At Intrepid Potash, for instance, data from health screenings showed that contrary to expectations the company's employees had a much bigger problem with their weight and diabetes than they did with smoking.
As a result, the company was able to adjust its focus and offer disease-management programs targeted for those needs.
Employers are also providing rewards to encourage employees to take action.
These include programs that offer employees points that can be used for purchases at major retailers or a system of discounts on health insurance for participating employees.
At London-based global insurance broker Willis Group, which has sizable operations in the United States, employees could get $250 for each "healthy event," such as an exercise class, health coaching or screening. That money goes into their health savings account, which can be used toward deductibles on their health insurance, Barton said.
Regis Corp., a Minneapolis-based owner of beauty salons worldwide, has a similar program that allows employees to earn money that goes into a health bank account for doing things like taking a health risk questionnaire, getting a biometric screening, getting their blood pressure taken, taking an exercise class, or participating in any one of 40 different wellness programs.
These health incentive efforts are making a big difference.
"Companies that have utilized these procedures have been able to reverse the trend and bend the cost curve down rather than up," Pantos said.
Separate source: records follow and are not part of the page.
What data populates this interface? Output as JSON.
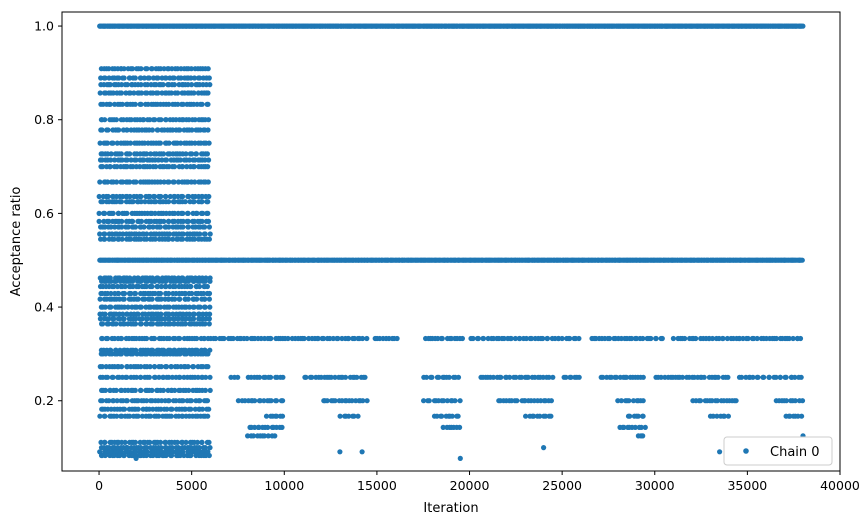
{
  "chart_data": {
    "type": "scatter",
    "title": "",
    "xlabel": "Iteration",
    "ylabel": "Acceptance ratio",
    "xlim": [
      -2000,
      40000
    ],
    "ylim": [
      0.05,
      1.03
    ],
    "xticks": [
      0,
      5000,
      10000,
      15000,
      20000,
      25000,
      30000,
      35000,
      40000
    ],
    "xtick_labels": [
      "0",
      "5000",
      "10000",
      "15000",
      "20000",
      "25000",
      "30000",
      "35000",
      "40000"
    ],
    "yticks": [
      0.2,
      0.4,
      0.6,
      0.8,
      1.0
    ],
    "ytick_labels": [
      "0.2",
      "0.4",
      "0.6",
      "0.8",
      "1.0"
    ],
    "grid": false,
    "legend": {
      "position": "lower-right",
      "entries": [
        "Chain 0"
      ]
    },
    "color": "#1f77b4",
    "series": [
      {
        "name": "Chain 0",
        "levels": [
          {
            "y": 1.0,
            "segments": [
              [
                0,
                38000
              ]
            ]
          },
          {
            "y": 0.909,
            "segments": [
              [
                0,
                6000
              ]
            ]
          },
          {
            "y": 0.889,
            "segments": [
              [
                0,
                6000
              ]
            ]
          },
          {
            "y": 0.875,
            "segments": [
              [
                0,
                6000
              ]
            ]
          },
          {
            "y": 0.857,
            "segments": [
              [
                0,
                6000
              ]
            ]
          },
          {
            "y": 0.833,
            "segments": [
              [
                0,
                6000
              ]
            ]
          },
          {
            "y": 0.8,
            "segments": [
              [
                0,
                6000
              ]
            ]
          },
          {
            "y": 0.778,
            "segments": [
              [
                0,
                6000
              ]
            ]
          },
          {
            "y": 0.75,
            "segments": [
              [
                0,
                6000
              ]
            ]
          },
          {
            "y": 0.727,
            "segments": [
              [
                0,
                6000
              ]
            ]
          },
          {
            "y": 0.714,
            "segments": [
              [
                0,
                6000
              ]
            ]
          },
          {
            "y": 0.7,
            "segments": [
              [
                0,
                6000
              ]
            ]
          },
          {
            "y": 0.667,
            "segments": [
              [
                0,
                6000
              ]
            ]
          },
          {
            "y": 0.636,
            "segments": [
              [
                0,
                6000
              ]
            ]
          },
          {
            "y": 0.625,
            "segments": [
              [
                0,
                6000
              ]
            ]
          },
          {
            "y": 0.6,
            "segments": [
              [
                0,
                6000
              ]
            ]
          },
          {
            "y": 0.583,
            "segments": [
              [
                0,
                6000
              ]
            ]
          },
          {
            "y": 0.571,
            "segments": [
              [
                0,
                6000
              ]
            ]
          },
          {
            "y": 0.556,
            "segments": [
              [
                0,
                6000
              ]
            ]
          },
          {
            "y": 0.545,
            "segments": [
              [
                0,
                6000
              ]
            ]
          },
          {
            "y": 0.5,
            "segments": [
              [
                0,
                38000
              ]
            ]
          },
          {
            "y": 0.462,
            "segments": [
              [
                0,
                6000
              ]
            ]
          },
          {
            "y": 0.455,
            "segments": [
              [
                0,
                6000
              ]
            ]
          },
          {
            "y": 0.444,
            "segments": [
              [
                0,
                6000
              ]
            ]
          },
          {
            "y": 0.429,
            "segments": [
              [
                0,
                6000
              ]
            ]
          },
          {
            "y": 0.417,
            "segments": [
              [
                0,
                6000
              ]
            ]
          },
          {
            "y": 0.4,
            "segments": [
              [
                0,
                6000
              ]
            ]
          },
          {
            "y": 0.385,
            "segments": [
              [
                0,
                6000
              ]
            ]
          },
          {
            "y": 0.375,
            "segments": [
              [
                0,
                6000
              ]
            ]
          },
          {
            "y": 0.364,
            "segments": [
              [
                0,
                6000
              ]
            ]
          },
          {
            "y": 0.333,
            "segments": [
              [
                0,
                14500
              ],
              [
                14800,
                16200
              ],
              [
                17500,
                19700
              ],
              [
                20000,
                26000
              ],
              [
                26500,
                30500
              ],
              [
                31000,
                38000
              ]
            ]
          },
          {
            "y": 0.308,
            "segments": [
              [
                0,
                6000
              ]
            ]
          },
          {
            "y": 0.3,
            "segments": [
              [
                0,
                6000
              ]
            ]
          },
          {
            "y": 0.273,
            "segments": [
              [
                0,
                6000
              ]
            ]
          },
          {
            "y": 0.25,
            "segments": [
              [
                0,
                6000
              ],
              [
                7000,
                7500
              ],
              [
                8000,
                10000
              ],
              [
                11000,
                14500
              ],
              [
                17500,
                19500
              ],
              [
                20500,
                24500
              ],
              [
                25000,
                26000
              ],
              [
                27000,
                29500
              ],
              [
                30000,
                34000
              ],
              [
                34500,
                38000
              ]
            ]
          },
          {
            "y": 0.222,
            "segments": [
              [
                0,
                6000
              ]
            ]
          },
          {
            "y": 0.2,
            "segments": [
              [
                0,
                6000
              ],
              [
                7500,
                10000
              ],
              [
                12000,
                14500
              ],
              [
                17500,
                19500
              ],
              [
                21500,
                24500
              ],
              [
                28000,
                29500
              ],
              [
                32000,
                34500
              ],
              [
                36500,
                38000
              ]
            ]
          },
          {
            "y": 0.182,
            "segments": [
              [
                0,
                6000
              ]
            ]
          },
          {
            "y": 0.167,
            "segments": [
              [
                0,
                6000
              ],
              [
                9000,
                10000
              ],
              [
                13000,
                14000
              ],
              [
                18000,
                19500
              ],
              [
                23000,
                24500
              ],
              [
                28500,
                29500
              ],
              [
                33000,
                34000
              ],
              [
                37000,
                38000
              ]
            ]
          },
          {
            "y": 0.143,
            "segments": [
              [
                8000,
                10000
              ],
              [
                18500,
                19500
              ],
              [
                28000,
                29500
              ]
            ]
          },
          {
            "y": 0.125,
            "segments": [
              [
                8000,
                9500
              ],
              [
                29000,
                29500
              ],
              [
                38000,
                38000
              ]
            ]
          },
          {
            "y": 0.111,
            "segments": [
              [
                0,
                6000
              ]
            ]
          },
          {
            "y": 0.1,
            "segments": [
              [
                0,
                6000
              ],
              [
                24000,
                24000
              ]
            ]
          },
          {
            "y": 0.091,
            "segments": [
              [
                0,
                6000
              ],
              [
                13000,
                13000
              ],
              [
                14200,
                14200
              ],
              [
                33500,
                33500
              ]
            ]
          },
          {
            "y": 0.083,
            "segments": [
              [
                0,
                6000
              ]
            ]
          },
          {
            "y": 0.077,
            "segments": [
              [
                2000,
                2000
              ],
              [
                19500,
                19500
              ]
            ]
          }
        ]
      }
    ]
  }
}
Intrepid Potash has seen impressive results from its efforts, which include offering employees discounts on health insurance if they take a health assessment and participate in other activities.
At a time when healthcare costs were up 40 percent over the last three years nationally, Intrepid Potash's costs increased 20 percent, said Jamie Whyte, executive vice president in charge of human resources.
The company's hospital admissions, meanwhile, have decreased 21 percent over the past two plan years and the average length of stay also has decreased. Emergency room visits were down 19 percent over the last two plan years as well.
American Century Investments, a Kansas City, Mo.-based asset management firm, has had similar results, with healthcare costs up only 3.8 percent on an annualized basis over the last 36 months, said Brent Simmons, the account executive for American Century at Lockton.
At Regis, claims costs have declined almost 35 percent since it began offering health clinics onsite for its employees, said Allison Brown, director of health and welfare benefits.
While some employees may be happy to have an employer that encourages them to eat better and get some exercise on company time, as well as provides them with improved access to medical care, others may see this as just one more step in the evolution of the "nanny state."
Like some people have railed against what they see as an overly intrusive government seeking to control what they eat and how they live their lives, treating them as children in need of a nanny, some people also may dislike the new "nanny employer."
This approach of companies getting more involved in promoting the health of their employees is what employers say allows them to keep offering health benefits and maintain a productive workforce that shows up for work and is less prone to injury.
"What needs to be done is all of us need to make different decisions about diet, exercise and healthy habits," said Barton of Willis North America. "Everybody knows the solution, the tough part is how do you get people to change their behavior.
"We're our own worst enemies," he said.